Entflammte Nacht
Eine neue Bedrohung witternd, ließ der Hund von Madame Lefoux’ Hosenbein ab und wandte sich kläffend Alexia zu.
Alexia war sich nicht sicher, ob es ihr gefiel, als Exemplar bezeichnet zu werden. Und die Art und Weise, wie der Deutsche sie ansah, wirkte beinahe hungrig.
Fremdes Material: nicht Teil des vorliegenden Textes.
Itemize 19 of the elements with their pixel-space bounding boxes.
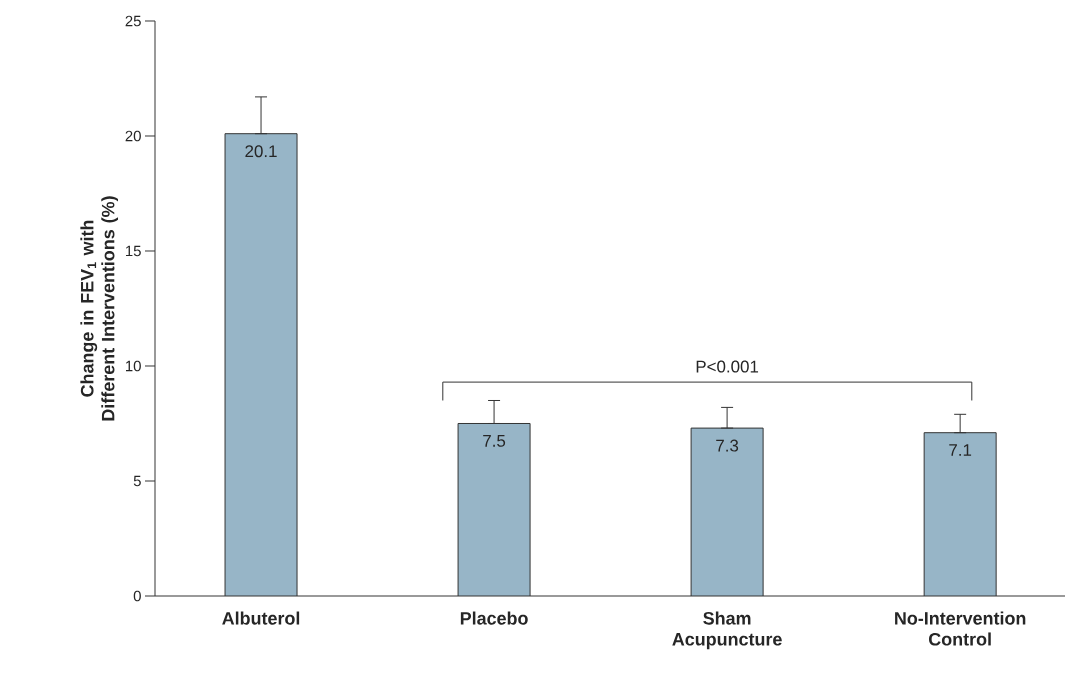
bar [458, 423, 531, 596]
x-tick-label: Placebo [460, 611, 528, 625]
bar [691, 428, 764, 596]
y-tick-label: 0 [133, 590, 141, 602]
bar [225, 133, 298, 596]
y-tick-label: 5 [133, 475, 141, 487]
data-label: 7.1 [949, 444, 972, 456]
y-tick-label: 25 [125, 15, 141, 27]
x-tick-label: No-Intervention Control [895, 611, 1026, 646]
data-label: 7.5 [483, 435, 506, 447]
data-label: 20.1 [245, 145, 277, 158]
x-tick-label: Sham Acupuncture [672, 611, 782, 650]
bar [923, 432, 997, 596]
y-tick-label: 20 [125, 130, 141, 142]
annotation: P<0.001 [696, 360, 759, 373]
data-label: 7.3 [716, 439, 739, 452]
y-tick-label: 10 [126, 360, 141, 372]
x-tick-label: Albuterol [222, 611, 300, 625]
y-tick-label: 15 [126, 245, 141, 257]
Mit der freien Hand packte sie ihren Sonnenschirm fester. »Das würde ich an Ihrer Stelle nicht tun, junger Herr«, sagte sie zu dem Hund. »Meine Röcke haben für einen Abend schon genug durchgemacht.«
Der Hund schien sich die Sache anders zu überlegen und begann stattdessen mit allen vier Pfoten merkwürdig steif auf der Stelle auf- und abzuhopsen.
»Nur herein, nur herein! Das größte Wunder unserer Zeit, hier, auf meiner Türschwelle! Das ist – wie sagt man? – fantastisch, jawoll, fantastisch!«
Der kleine Mann unterbrach seine Begeisterung kurz, als er Floote bemerkte, der stumm und reglos neben der Tür stand.
»Und wer ist das?«
»Äh, das ist Mr. Floote, mein persönlicher Sekretär.« Alexia hörte rechtzeitig damit auf, bedrohlich den Hund anzustarren, um zu antworten, damit Floote es nicht tun musste.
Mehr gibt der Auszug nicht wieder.